The plot of Blood Diamond -- revolving around an escaped slave miner (a passionate Djimon Hounsou: The Island, Beauty Shop) who has hidden from his masters a ridiculously valuable pink diamond he discovered, meaning to use it to pay to recover his disappeared family -- is fictional. But its setting, 1990s Sierra Leone, is real, and Zwick (The Last Samurai, The Siege) and cinematographer Eduardo Serra -- who also shot the luminous Girl with a Pearl Earring, among other beautiful-looking films -- put it on the screen in a gorgeously gritty way, the dramatic landscapes of Africa looking both lush and ravaged, so that we understand why people have fought over these places and see the result of that fighting at the same time. This is one of the more beautiful ugly films I’ve ever seen -- one visual juxtaposition in particular sticks with me, of a party at a bar on a pier at the edge of a city while the flashes of explosions, the herald of approaching rebel militias, light up the sky in the distance, the partyers all but oblivious. And Zwick isn’t afraid to use the tropes of straight-up action movies -- car chases, gun battles -- to tell a story with far more consequence than the typical shoot-‘em-up: this is a hugely electrifying film in many places, but in a downbeat way. When you’re breathless at the end of an intense sequence, it’s with a relief you share with the characters, and not from a let’s-do-it-again roller-coaster thrill. You’re glad it’s over.
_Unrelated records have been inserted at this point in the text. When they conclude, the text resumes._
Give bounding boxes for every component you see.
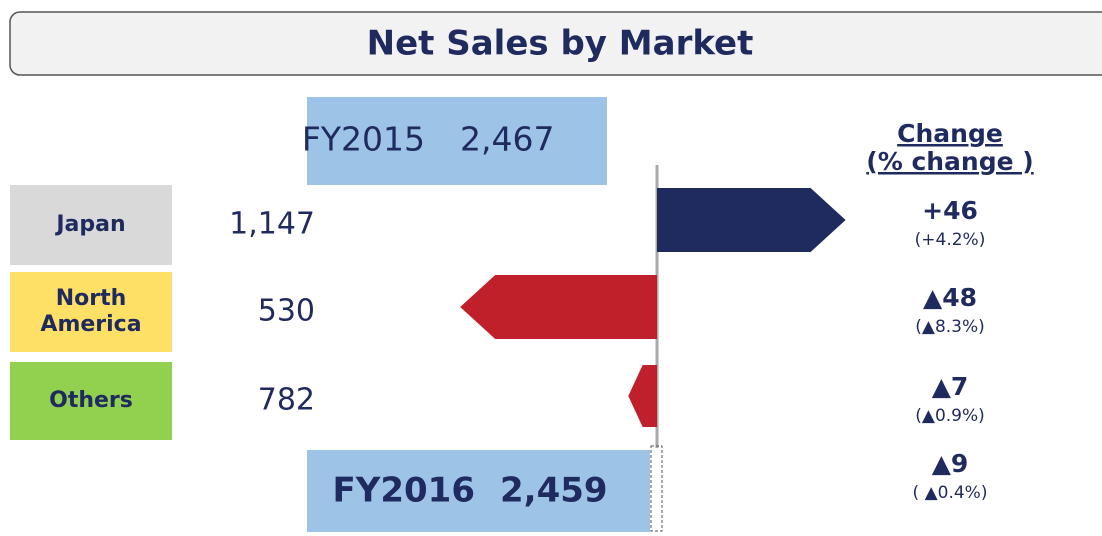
category-box — [10, 272, 172, 352]
change-arrow — [657, 188, 846, 252]
category-label: Others — [49, 388, 133, 413]
total-change-label: ▲9 — [932, 449, 969, 478]
category-box — [10, 362, 172, 440]
category-label: North America — [40, 286, 141, 337]
change-label: ▲7 — [932, 372, 969, 401]
change-label: +46 — [922, 196, 978, 225]
total-pct-label: ( ▲0.4%) — [913, 483, 988, 503]
change-arrow — [460, 275, 657, 339]
pct-label: (+4.2%) — [915, 230, 986, 250]
end-box — [307, 450, 650, 532]
pct-label: (▲0.9%) — [915, 406, 985, 426]
start-box — [307, 97, 607, 185]
sales-value: 530 — [258, 294, 315, 329]
sales-value: 782 — [258, 383, 315, 418]
pct-label: (▲8.3%) — [915, 317, 985, 337]
change-header: (% change ) — [866, 147, 1033, 176]
title-box — [9, 11, 1102, 76]
category-label: Japan — [54, 212, 125, 237]
change-header: Change — [897, 119, 1003, 148]
start-label: FY2015 — [302, 120, 425, 159]
chart-title: Net Sales by Market — [367, 24, 754, 64]
end-value: 2,459 — [500, 471, 608, 511]
start-value: 2,467 — [460, 120, 554, 159]
category-box — [10, 185, 172, 265]
sales-value: 1,147 — [229, 207, 315, 242]
change-label: ▲48 — [923, 283, 977, 312]
dashed-box — [650, 445, 663, 532]
end-label: FY2016 — [333, 471, 475, 511]
change-arrow — [628, 365, 657, 427]
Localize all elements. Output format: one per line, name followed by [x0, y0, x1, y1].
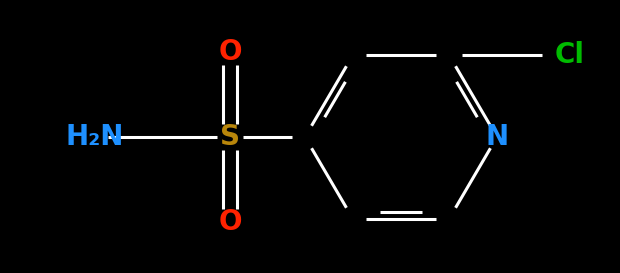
Text: S: S: [220, 123, 240, 151]
Text: N: N: [485, 123, 508, 151]
Text: O: O: [218, 208, 242, 236]
Text: O: O: [218, 38, 242, 66]
Text: Cl: Cl: [555, 41, 585, 69]
Text: H₂N: H₂N: [66, 123, 124, 151]
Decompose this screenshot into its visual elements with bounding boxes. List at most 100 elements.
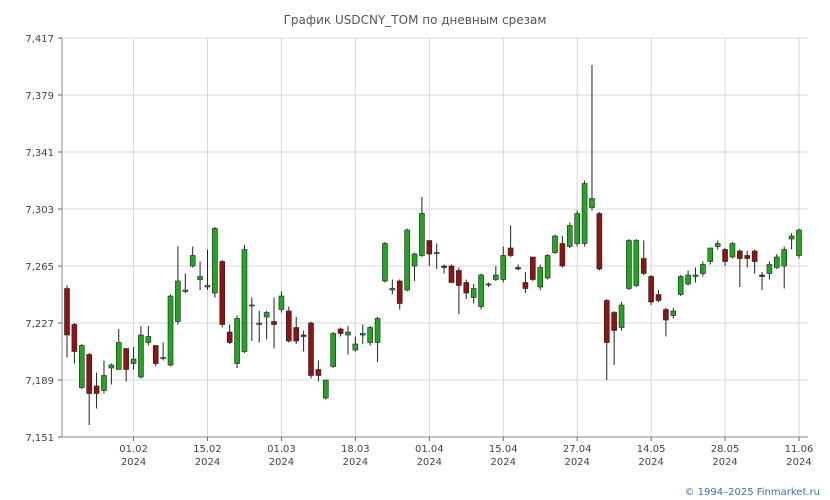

But probably the most stunning aspect of the film is Leonardo DiCaprio’s performance as Archer, African himself -- he’s from Zimbabwe -- yet deeply complicit in maintaining a status quo that is good for him, great for his employers, and unspeakably dire for most of the people of Africa. Archer is the brutal centerpiece of a brutal film, and DiCaprio (The Aviator, Catch Me If You Can) is riveting and utterly, awfully convincing -- teamed up with Hounsou’s diamond miner slash grief-stricken husband and father to find the diamond, of which he learns only accidentally, Archer is all hard case, unmotivated by anything but self-interest. The script, by Charles Leavitt and C. Gaby Mitchell, is smart, smart, smart -- it doesn’t overanalyze or overexplain Archer and his motivations, just gives you enough to appreciate why he does certain things that might seem like sentimental claptrap or mere plot necessity in a less smart movie. (Archer sneers Connelly’s journalist at one point, “You Americans, you’re always talking about your feelings” -- Leavitt and Mitchell spare Archer, and us, such indignities.)
Much of the credit for Archer’s force and integrity as a character -- even if as a man, his integrity is questionable -- is down to Dicaprio: this is his arrival as a genuinely grownup actor, even more so than his powerful performance in The Departed, earlier this year. Just when the film gets us to the point where you fear that Archer is softening a bit, going Hollywood mushy, wham! he’s suddenly even more coldly efficient than he had been. And you believe DiCaprio: he doesn’t look like an actor having a lark playing a bad guy. He looks and sounds and feels like the real deal.